The AMCA, like the indigenous LCA Tejas, may be equipped with Python missiles, Astra BVRAAM, Vympel R-77 and R-73 air-to-air missiles, the Kh-59ME TV guided stand-off missile, and the Kh-59MK laser-guided stand-off missile. Advanced missiles could be acquired for the AMCA, much as India sought HAMMER missiles for the LCA.
According to reports, the AMCA could be armed with Directed Energy Weapons (DEWs), similar to what China’s J-20 is expected to receive, according to a Global Times storey.
Modern radars and electronic warfare capabilities with “sixth-generation characteristics” will be included of the AMCA’s avionics suite. For enhanced stealth, the jet will have a low radar cross-section, as well as AI-based technology and an upgraded cockpit display with a touch screen interface.

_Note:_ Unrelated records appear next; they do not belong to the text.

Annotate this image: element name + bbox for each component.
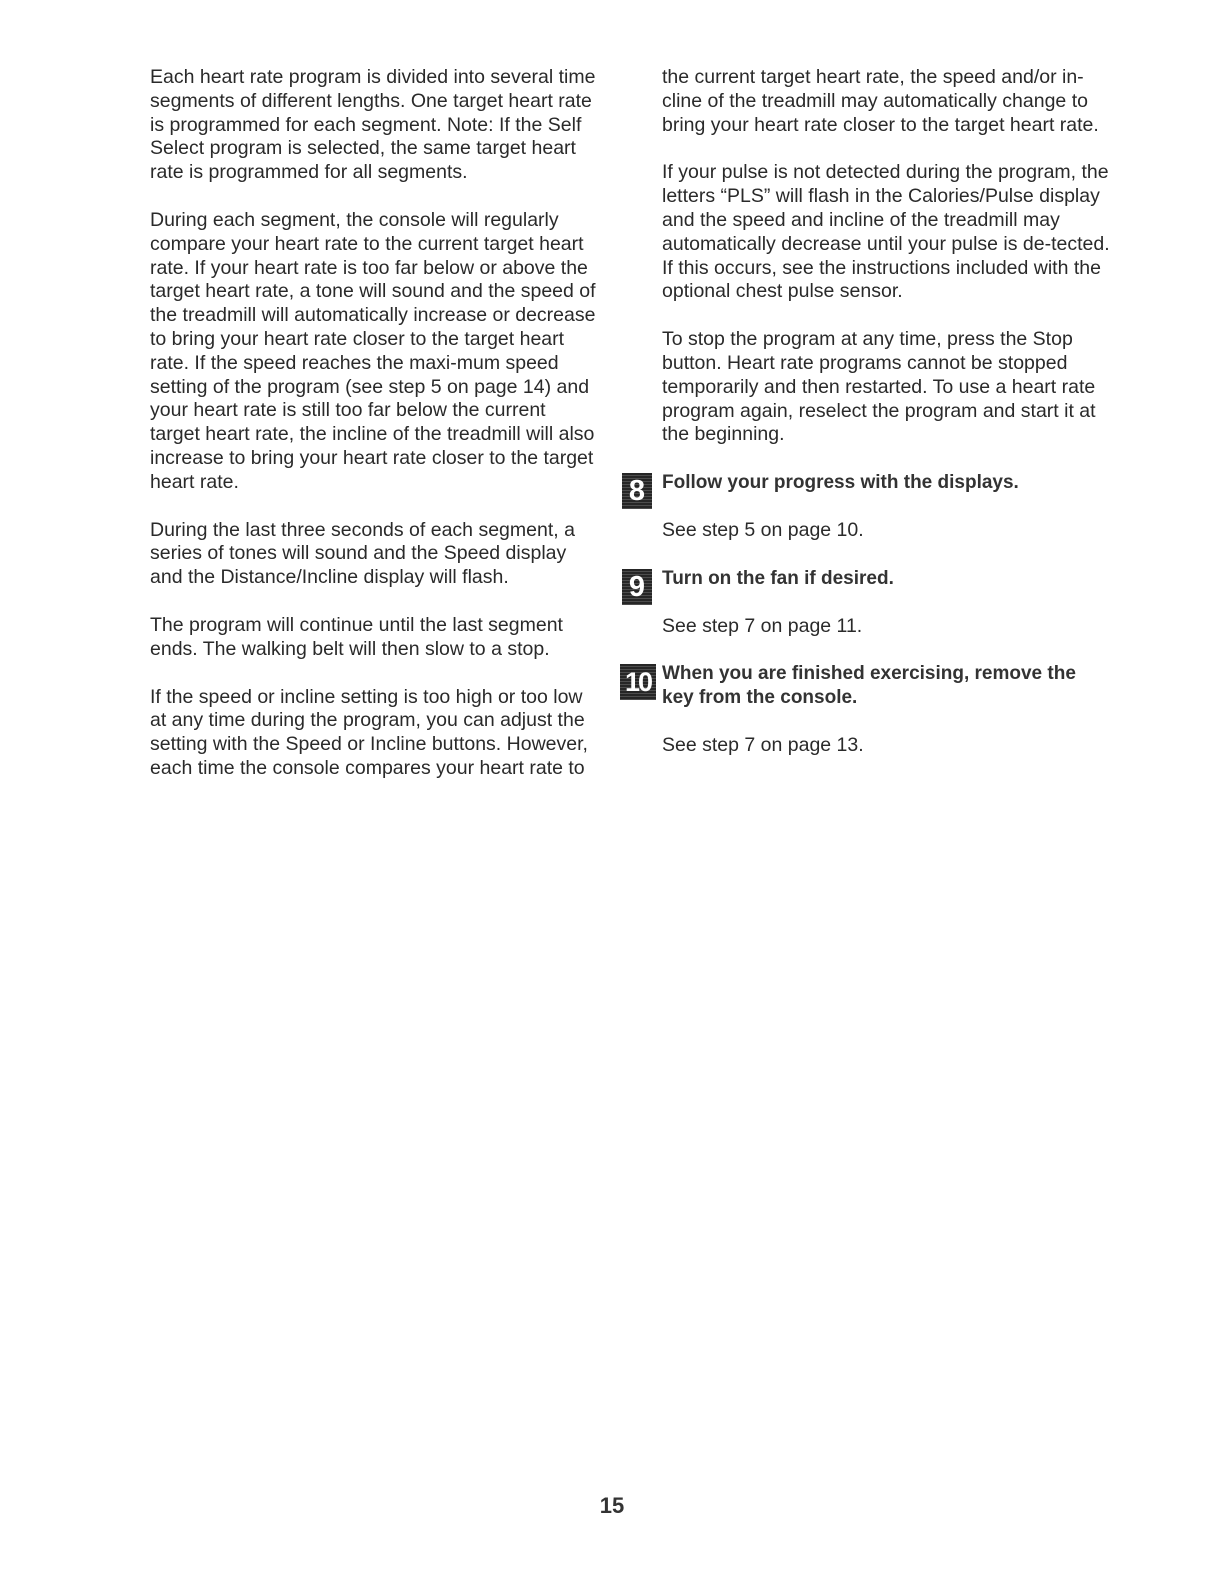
paragraph-segment-comparison: During each segment, the console will regularly compare your heart rate to the current target heart rate. If your heart rate is too far below or above the target heart rate, a tone will sound and the speed of the treadmill will automatically increase or decrease to bring your heart rate closer to the target heart rate. If the speed reaches the maxi-mum speed setting of the program (see step 5 on page 14) and your heart rate is still too far below the current target heart rate, the incline of the treadmill will also increase to bring your heart rate closer to the target heart rate. xyxy=(150,208,596,493)
paragraph-continued: the current target heart rate, the speed and/or in-cline of the treadmill may automatically change to bring your heart rate closer to the target heart rate. xyxy=(662,66,1099,136)
step-body: See step 5 on page 10. xyxy=(662,518,864,541)
left-column xyxy=(150,66,598,805)
step-number-badge: 8 xyxy=(622,473,652,509)
step-number-badge: 10 xyxy=(620,664,656,700)
step-heading xyxy=(628,567,1110,603)
step-body: See step 7 on page 11. xyxy=(662,614,863,637)
step-heading-text: When you are finished exercising, remove the key from the console. xyxy=(662,663,1076,709)
step-10 xyxy=(624,662,1110,757)
paragraph-program-end: The program will continue until the last segment ends. The walking belt will then slow to a stop. xyxy=(150,613,563,660)
paragraph-pulse-not-detected: If your pulse is not detected during the program, the letters “PLS” will flash in the Calories/Pulse display and the speed and incline of the treadmill may automatically decrease until your pulse is de-tected. If this occurs, see the instructions included with the optional chest pulse sensor. xyxy=(662,161,1110,303)
step-number-badge: 9 xyxy=(622,569,652,605)
paragraph-adjust-settings: If the speed or incline setting is too high or too low at any time during the program, you can adjust the setting with the Speed or Incline buttons. However, each time the console compares your heart rate to xyxy=(150,685,588,779)
paragraph-last-seconds: During the last three seconds of each segment, a series of tones will sound and the Speed display and the Distance/Incline display will flash. xyxy=(150,518,575,589)
step-heading-text: Turn on the fan if desired. xyxy=(662,567,894,589)
page-number: 15 xyxy=(599,1493,625,1518)
step-8 xyxy=(628,471,1110,543)
step-body: See step 7 on page 13. xyxy=(662,733,864,756)
step-heading xyxy=(624,662,1110,710)
paragraph-segments: Each heart rate program is divided into several time segments of different lengths. One target heart rate is programmed for each segment. Note: If the Self Select program is selected, the same target heart rate is programmed for all segments. xyxy=(150,66,596,184)
step-heading xyxy=(628,471,1110,508)
step-9 xyxy=(628,567,1110,639)
paragraph-stop-program: To stop the program at any time, press the Stop button. Heart rate programs cannot be stopped temporarily and then restarted. To use a heart rate program again, reselect the program and start it at the beginning. xyxy=(662,328,1096,446)
step-heading-text: Follow your progress with the displays. xyxy=(662,472,1019,494)
right-column xyxy=(624,66,1110,782)
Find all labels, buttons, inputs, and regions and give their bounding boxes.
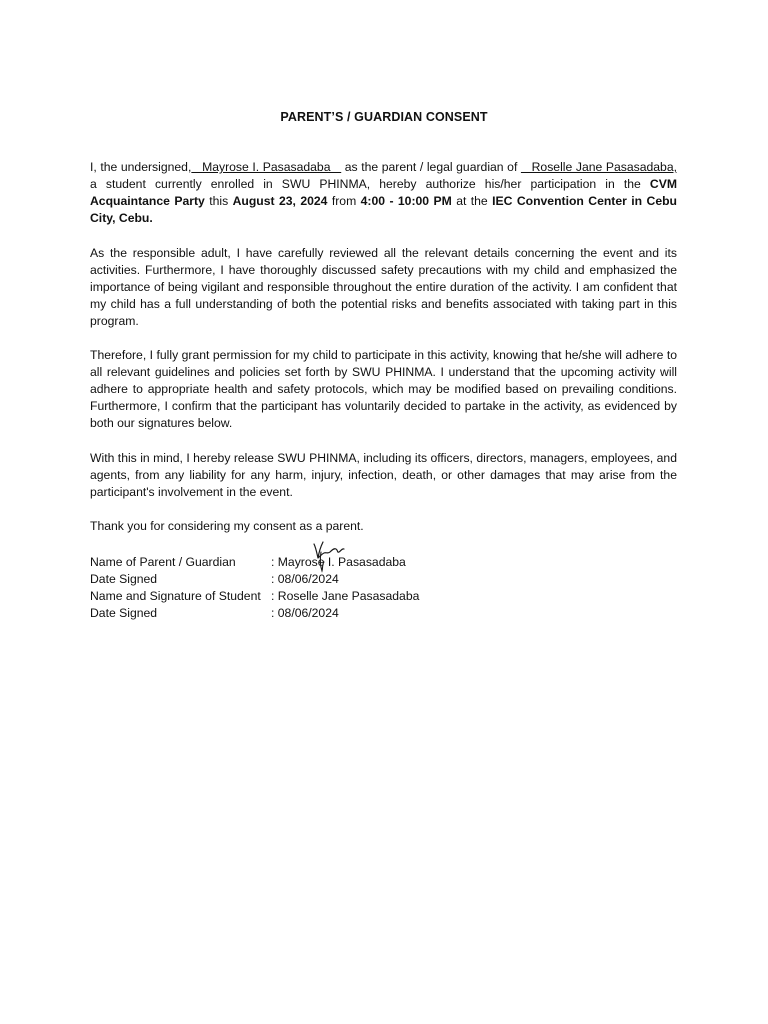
at-text: at the: [451, 194, 493, 208]
consent-paragraph-authorization: [90, 159, 677, 227]
intro-text: I, the undersigned,: [90, 160, 192, 174]
enrollment-text: a student currently enrolled in SWU PHINMA, hereby authorize his/her participation in the: [90, 177, 650, 191]
student-date-label: Date Signed: [90, 606, 158, 620]
this-text: this: [204, 194, 233, 208]
signature-row: [90, 554, 419, 571]
event-name: CVM Acquaintance Party: [90, 177, 677, 208]
event-time: 4:00 - 10:00 PM: [360, 194, 452, 208]
handwritten-signature-icon: [308, 538, 348, 574]
from-text: from: [327, 194, 361, 208]
consent-paragraph-review: As the responsible adult, I have carefully reviewed all the relevant details concerning the event and its activities. Furthermore, I have thoroughly discussed safety precautions with my child and emphasized the importance of being vigilant and responsible throughout the entire duration of the activity. I am confident that my child has a full understanding of both the potential risks and benefits associated with taking part in this program.: [90, 246, 677, 328]
event-date: August 23, 2024: [232, 194, 328, 208]
signature-block: [90, 554, 419, 622]
student-name-label: Name and Signature of Student: [90, 589, 261, 603]
student-date-value: : 08/06/2024: [271, 606, 339, 620]
consent-paragraph-permission: Therefore, I fully grant permission for my child to participate in this activity, knowing that he/she will adhere to all relevant guidelines and policies set forth by SWU PHINMA. I understand that the upcoming activity will adhere to appropriate health and safety protocols, which may be modified based on prevailing conditions. Furthermore, I confirm that the participant has voluntarily decided to partake in the activity, as evidenced by both our signatures below.: [90, 348, 677, 430]
event-venue: IEC Convention Center in Cebu City, Cebu.: [90, 194, 677, 225]
consent-paragraph-thanks: Thank you for considering my consent as a parent.: [90, 519, 364, 533]
parent-name-value: : Mayrose I. Pasasadaba: [271, 555, 406, 569]
signature-row: [90, 571, 419, 588]
parent-name-field: Mayrose I. Pasasadaba: [191, 160, 342, 174]
guardian-text: as the parent / legal guardian of: [341, 160, 521, 174]
signature-row: [90, 588, 419, 605]
parent-name-label: Name of Parent / Guardian: [90, 555, 236, 569]
student-name-value: : Roselle Jane Pasasadaba: [271, 589, 420, 603]
parent-date-label: Date Signed: [90, 572, 158, 586]
consent-paragraph-release: With this in mind, I hereby release SWU PHINMA, including its officers, directors, managers, employees, and agents, from any liability for any harm, injury, infection, death, or other damages that may arise from the participant's involvement in the event.: [90, 451, 677, 499]
student-name-field: Roselle Jane Pasasadaba,: [520, 160, 677, 174]
document-title: PARENT’S / GUARDIAN CONSENT: [280, 110, 488, 124]
parent-date-value: : 08/06/2024: [271, 572, 339, 586]
signature-row: [90, 605, 419, 622]
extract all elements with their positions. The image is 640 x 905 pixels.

All of these specifications should put the plane on pace with the J-20. The AMCA is expected to include thrust-vectoring engines, according to reports. The J-20 is planning to equip its WS-10 engines with thrust vectoring technology, while the WS-15 already has this capability for improved manoeuvrability.
Air superiority is a main goal for both the Chinese J-20 and the Indian AMCA. While the Chinese Air Force produced its fifth-generation fighter years ago, the inclusion of a similar aircraft to the IAF’s arsenal could create a power balance between the two rivals who have been embroiled in a border standoff for a long time.